Quando nell'ottobre del 1962 un aereo spia americano le individuò, Kennedy pose il Paese in stato di allarme. Bisognava tuttavia reagire senza correre il rischio di scatenare una guerra nucleare e il presidente decise di scegliere una linea al contempo ferma e morbida, in modo da lasciare la possibilità ai sovietici di cedere senza perdere la faccia. Kennedy ordinò il blocco navale attorno a Cuba, un braccio di ferro che alla fine fece desistere I russi. I mercantili carichi di missili destinati a Cuba non forzarono il blocco e le basi vennero smantellate. Furono questi gli episodi più significativi e cruciali della presidenza Kennedy, interrotta dopo mille giorni dall'attentato di Dallas.
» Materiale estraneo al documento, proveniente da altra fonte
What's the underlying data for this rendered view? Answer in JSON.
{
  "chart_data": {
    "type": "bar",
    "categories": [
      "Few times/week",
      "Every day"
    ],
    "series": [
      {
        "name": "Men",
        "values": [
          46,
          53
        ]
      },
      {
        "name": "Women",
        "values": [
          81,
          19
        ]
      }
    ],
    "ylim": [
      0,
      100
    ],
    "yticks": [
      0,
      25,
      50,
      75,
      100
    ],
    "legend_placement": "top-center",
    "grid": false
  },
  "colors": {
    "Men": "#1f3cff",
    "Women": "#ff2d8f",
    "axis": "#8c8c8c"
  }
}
Il 22 novembre 1963 il più giovane presidente d'America moriva assassinato dal colpo di fucile sparatogli alla nuca da Lee Oswald.

 

Due tragedie parallele (stranamente curiose)

A distanza di un secolo il destino di due grandi presidenti americani, Abraham Lincoln e John Kennedy, presenta misteriose e inquietanti analogie.
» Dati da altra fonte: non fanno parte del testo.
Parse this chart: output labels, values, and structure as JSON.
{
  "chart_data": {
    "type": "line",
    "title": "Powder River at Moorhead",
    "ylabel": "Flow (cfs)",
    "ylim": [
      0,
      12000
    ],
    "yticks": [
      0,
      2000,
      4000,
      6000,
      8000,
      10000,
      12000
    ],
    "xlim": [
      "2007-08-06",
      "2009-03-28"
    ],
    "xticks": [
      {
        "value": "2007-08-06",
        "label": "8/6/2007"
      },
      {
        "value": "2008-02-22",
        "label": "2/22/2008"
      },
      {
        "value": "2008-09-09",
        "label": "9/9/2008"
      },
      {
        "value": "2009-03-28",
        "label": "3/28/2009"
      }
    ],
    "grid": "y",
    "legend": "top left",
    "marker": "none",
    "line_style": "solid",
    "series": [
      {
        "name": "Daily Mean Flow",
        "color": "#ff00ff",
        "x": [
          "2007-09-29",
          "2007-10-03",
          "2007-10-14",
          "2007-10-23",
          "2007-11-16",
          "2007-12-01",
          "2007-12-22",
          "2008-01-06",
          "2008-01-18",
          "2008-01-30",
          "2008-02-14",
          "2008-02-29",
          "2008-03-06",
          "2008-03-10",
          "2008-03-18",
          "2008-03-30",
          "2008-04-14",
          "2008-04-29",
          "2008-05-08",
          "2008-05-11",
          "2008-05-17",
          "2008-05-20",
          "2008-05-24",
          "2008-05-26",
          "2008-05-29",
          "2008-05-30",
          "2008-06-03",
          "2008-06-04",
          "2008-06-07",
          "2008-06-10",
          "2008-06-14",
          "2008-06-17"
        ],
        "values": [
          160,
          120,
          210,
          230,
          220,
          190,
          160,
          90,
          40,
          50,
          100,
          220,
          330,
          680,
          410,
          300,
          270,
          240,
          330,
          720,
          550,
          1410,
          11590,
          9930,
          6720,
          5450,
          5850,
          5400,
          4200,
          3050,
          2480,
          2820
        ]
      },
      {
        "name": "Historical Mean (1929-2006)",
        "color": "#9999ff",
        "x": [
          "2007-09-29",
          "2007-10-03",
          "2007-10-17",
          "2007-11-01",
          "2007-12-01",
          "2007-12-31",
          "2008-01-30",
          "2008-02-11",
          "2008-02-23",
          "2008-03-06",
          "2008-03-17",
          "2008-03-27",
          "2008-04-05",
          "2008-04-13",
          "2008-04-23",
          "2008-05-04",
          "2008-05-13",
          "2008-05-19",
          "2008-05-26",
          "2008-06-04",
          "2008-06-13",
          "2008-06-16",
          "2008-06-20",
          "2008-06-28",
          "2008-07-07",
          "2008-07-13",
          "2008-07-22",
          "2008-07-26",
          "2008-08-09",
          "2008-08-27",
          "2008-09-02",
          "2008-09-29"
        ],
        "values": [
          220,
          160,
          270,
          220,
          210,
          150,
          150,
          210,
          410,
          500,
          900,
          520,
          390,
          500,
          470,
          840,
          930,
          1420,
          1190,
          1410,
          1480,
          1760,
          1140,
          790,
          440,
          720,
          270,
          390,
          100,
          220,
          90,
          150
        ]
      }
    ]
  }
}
Entrambi furono nominati alla massima carica dello Stato nell'anno 61 (1861 e 1961).

Le mogli di ambedue perdettero il figlio che aspettavano durante la presidenza del marito. Sia Lincoln che Kennedy nel giorno fatale furono messi in guardia dai rispettivi segretari che fecero l'impossibile nel tentativo di dissuaderli dal recarsi all'appuntamento con la morte.

Il segretario di Lincoln, che si chiamava Kennedy, lo supplicò di non andare al Ford's Theatre.
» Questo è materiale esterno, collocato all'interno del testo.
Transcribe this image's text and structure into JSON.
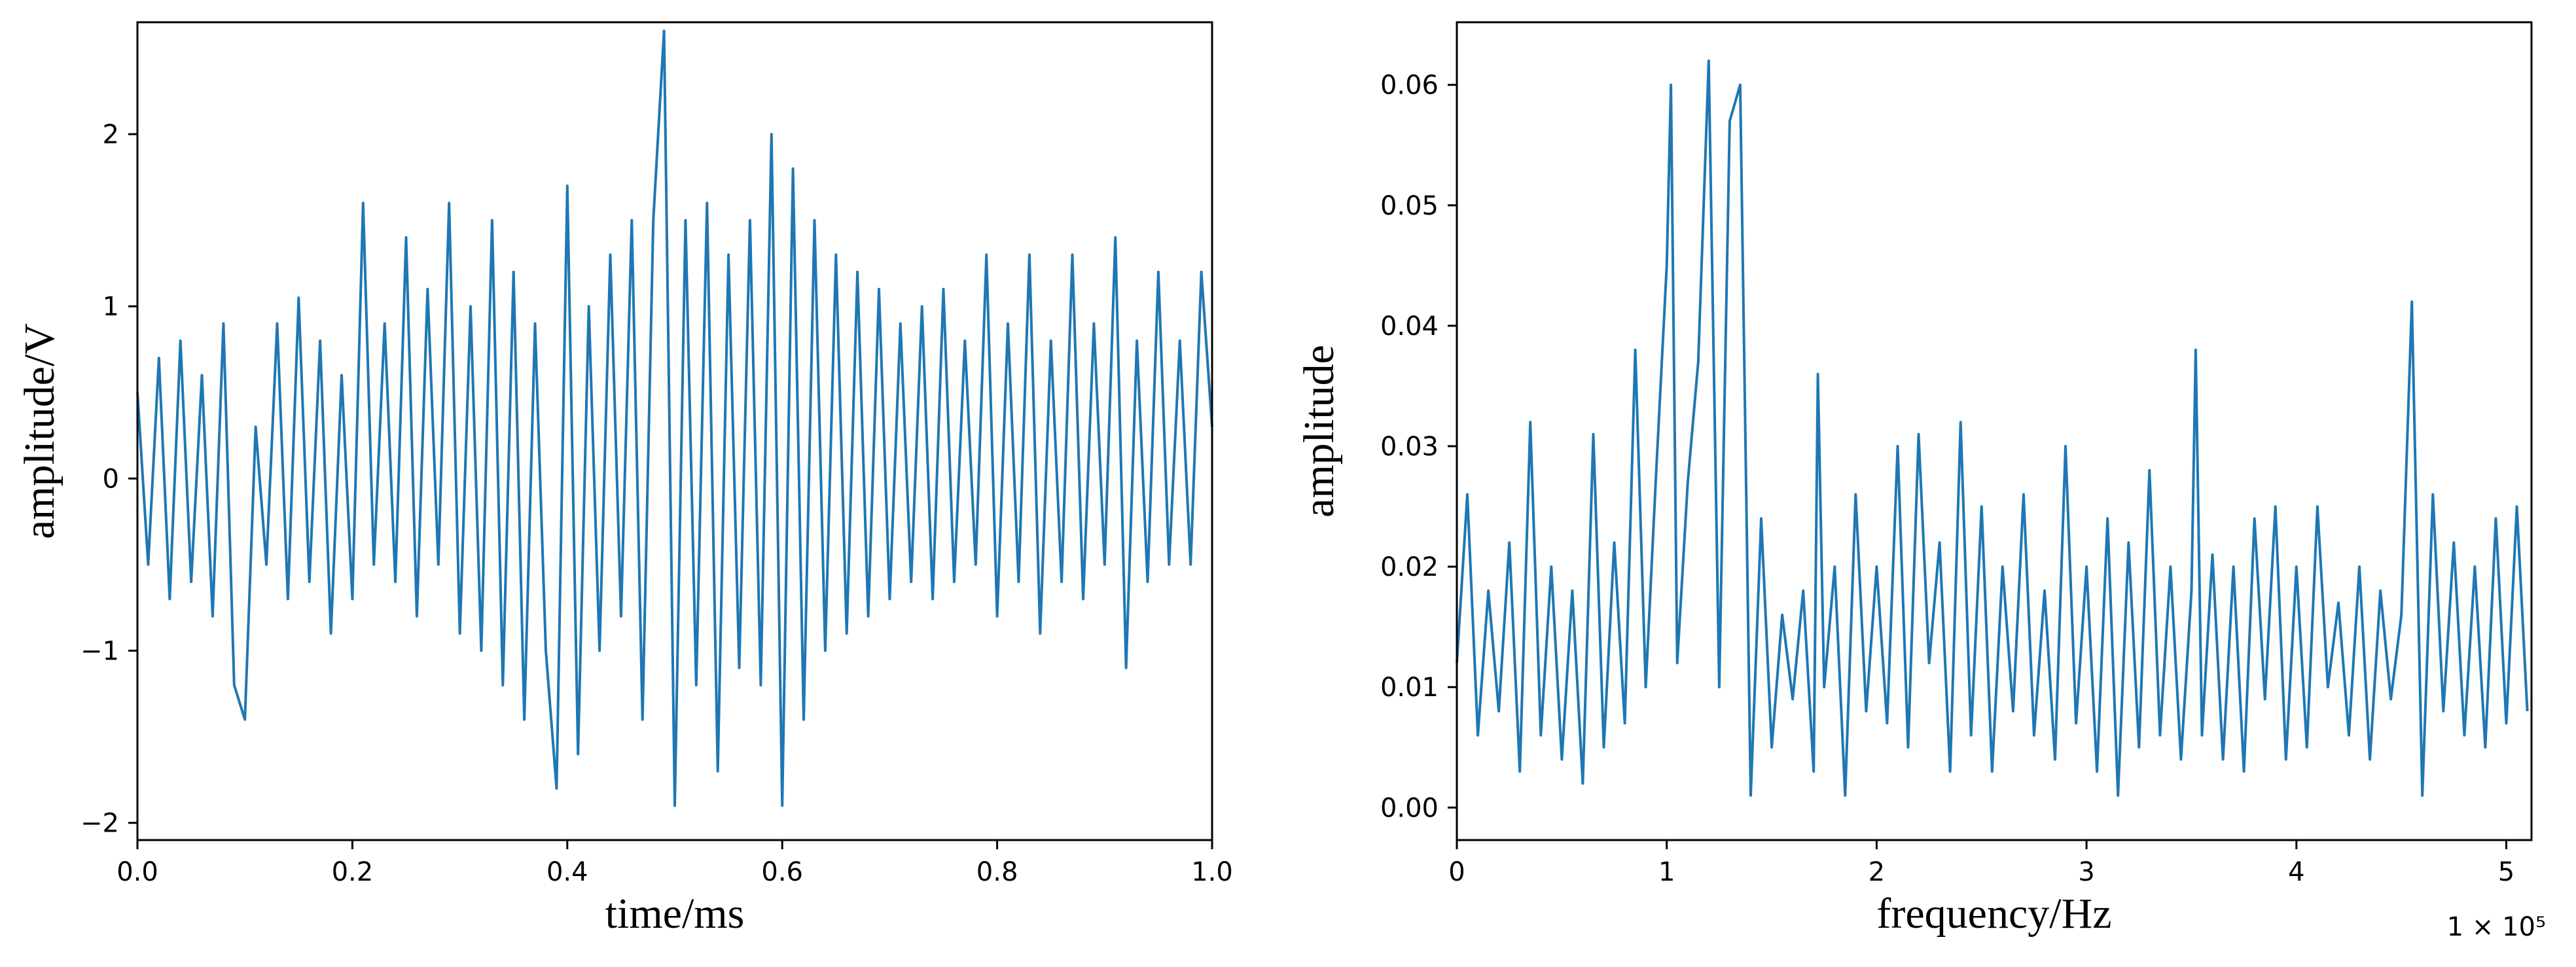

Il segretario di Kennedy, che si chiamava Lincoln, cercò invano anche lui di dissuadere il presidente dal recarsi a Dallas.

Entrambi i due presidenti furono uccisi con un colpo sparato alle loro spalle mentre erano accanto alle rispettive consorti. L'assassino di Lincoln, John Wilkes Booth, era nato nel 1839; quello di Kennedy, Lee Oswald, era nato nel 1939. Entrambi I sicari, dopo l'assassinio, cercarono rifugio in un deposito. Sia l'uno che l'altro morirono di morte violenta senza essere processati.

Ad ambedue i presidenti ne successe uno di nome Johnson:
dopo Lincoln Andrew Johnson, nato nel 1808;
dopo Kennedy Lyndon Johnson, nato esattamente un secolo dopo, nel 1908.

Tre presidenti in un solo anno

Nell'arco di appena dodici mesi l'America dell'800 ha registrato l'avvicendarsi di ben tre presidenti alla Casa Bianca. L'anno fatidico fu il 1841. Martin Van Buren concluse il suo mandato il 3 marzo. Il suo successore, William Henry Harrison, fu nominato il 4 marzo e morì esattamente un mese dopo, il 4 aprile. Gli successe John Tyler, eletto il 6 aprile.